Неужели Жеф намекал ему, что догадался, почему, вместо того чтобы сохранить свою свободу, Мишель вернулся к патрону?
Неужели… Жеф был вполне на это способен. Не думал ли он таким способом посеять в его душе дурные зерна?
Ведь Мишелю глубоко запали его слова. Даже ненароком поглядывая на Фершо, его глаза невольно останавливались на том месте, где находился пояс.
Самые большие перемены в квартире вносило присутствие женщины, толстой и добродушной квартеронки, которая распевала с утра до вечера. Подчас хотелось попросить ее замолчать, но она делала это так искренне, что, когда ее звали, чтобы сделать замечание, и она появлялась со своей обезоруживающей улыбкой, не хватало для этого сил.
В остальном же между обоими мужчинами возникла та же атмосфера, которая была в Дюнкерке после очередной перепалки за игрой в белот: Фершо был сама предупредительность, а Мишель — услужливость.
Понимая, что мир держится на тонкой ниточке, они жили, проявляя осторожность, так сказать, бесшумно, из страха вызвать малейшую вспышку.
Отличие от Дюнкерка заключалось лишь в том, что отныне оба не испытывали никаких иллюзий относительно друг друга. Они высказались до конца. Они понимали друг друга лучше, чем прежде.
Обо всем этом больше не было речи и никогда не будет. Это было вычеркнуто навсегда. Чисто внешне они вели себя в точности как прежде.
Погрузившись с головой в работу, Фершо теперь часами диктовал, изредка останавливаясь, чтобы выпить глоток молока, хотя решил есть почти столько же, сколько и остальные.

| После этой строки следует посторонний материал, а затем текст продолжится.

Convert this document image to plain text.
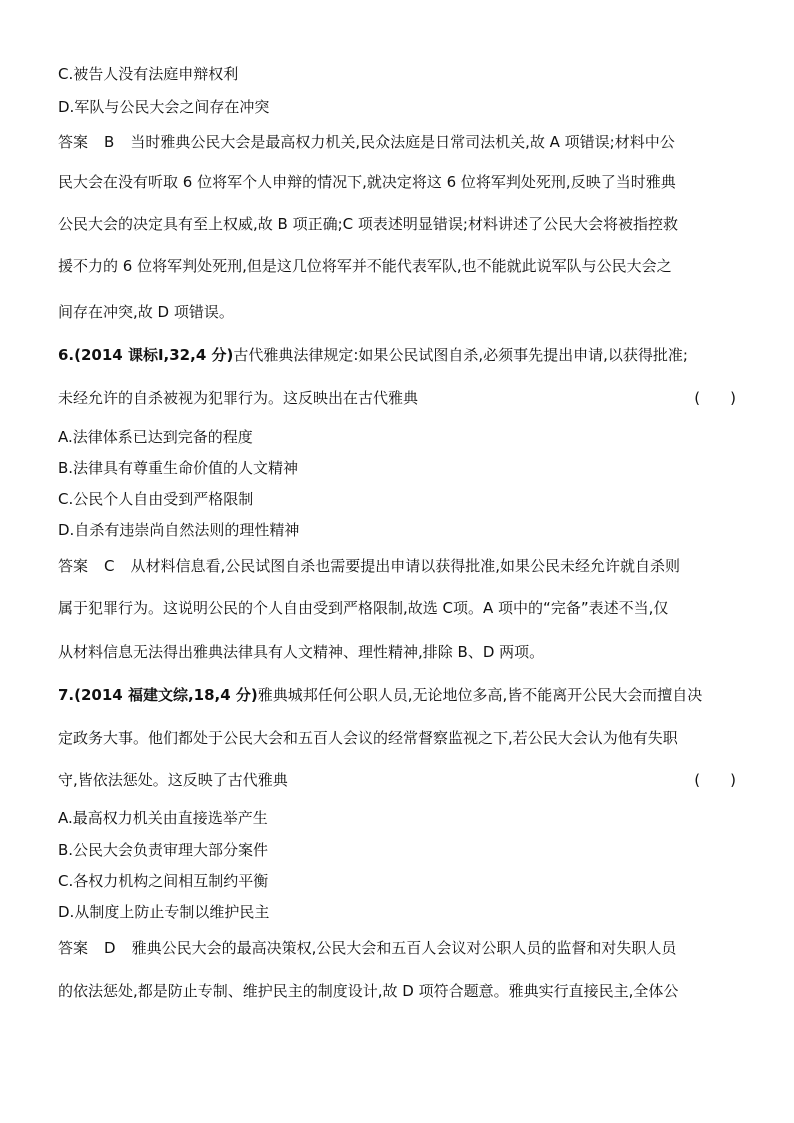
C.被告人没有法庭申辩权利
D.军队与公民大会之间存在冲突
答案 B 当时雅典公民大会是最高权力机关,民众法庭是日常司法机关,故 A 项错误;材料中公
民大会在没有听取 6 位将军个人申辩的情况下,就决定将这 6 位将军判处死刑,反映了当时雅典
公民大会的决定具有至上权威,故 B 项正确;C 项表述明显错误;材料讲述了公民大会将被指控救
援不力的 6 位将军判处死刑,但是这几位将军并不能代表军队,也不能就此说军队与公民大会之
间存在冲突,故 D 项错误。
6.(2014 课标Ⅰ,32,4 分)古代雅典法律规定:如果公民试图自杀,必须事先提出申请,以获得批准;
未经允许的自杀被视为犯罪行为。这反映出在古代雅典	(　　)
A.法律体系已达到完备的程度
B.法律具有尊重生命价值的人文精神
C.公民个人自由受到严格限制
D.自杀有违崇尚自然法则的理性精神
答案 C 从材料信息看,公民试图自杀也需要提出申请以获得批准,如果公民未经允许就自杀则
属于犯罪行为。这说明公民的个人自由受到严格限制,故选 C项。A 项中的“完备”表述不当,仅
从材料信息无法得出雅典法律具有人文精神、理性精神,排除 B、D 两项。
7.(2014 福建文综,18,4 分)雅典城邦任何公职人员,无论地位多高,皆不能离开公民大会而擅自决
定政务大事。他们都处于公民大会和五百人会议的经常督察监视之下,若公民大会认为他有失职
守,皆依法惩处。这反映了古代雅典	(　　)
A.最高权力机关由直接选举产生
B.公民大会负责审理大部分案件
C.各权力机构之间相互制约平衡
D.从制度上防止专制以维护民主
答案 D 雅典公民大会的最高决策权,公民大会和五百人会议对公职人员的监督和对失职人员
的依法惩处,都是防止专制、维护民主的制度设计,故 D 项符合题意。雅典实行直接民主,全体公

— Понимаете, Мишель, я не могу отделаться от мысли, что все, что я делаю, не совсем бесполезно.
Казалось бы, он дал себе зарок не говорить таким образом, не пытаться вызвать восхищение своего секретаря — ведь он знал, что это уже невозможно.
Но это было сильнее его. Он вновь жил своими годами в Убанги, с кропотливостью коллекционера восстанавливая цепь малейших событий, мучил свою память, пытаясь вспомнить какую-то незначительную деталь.
Похоже, для того чтобы не презирать себя сейчас, он должен был восхищаться собой прежним.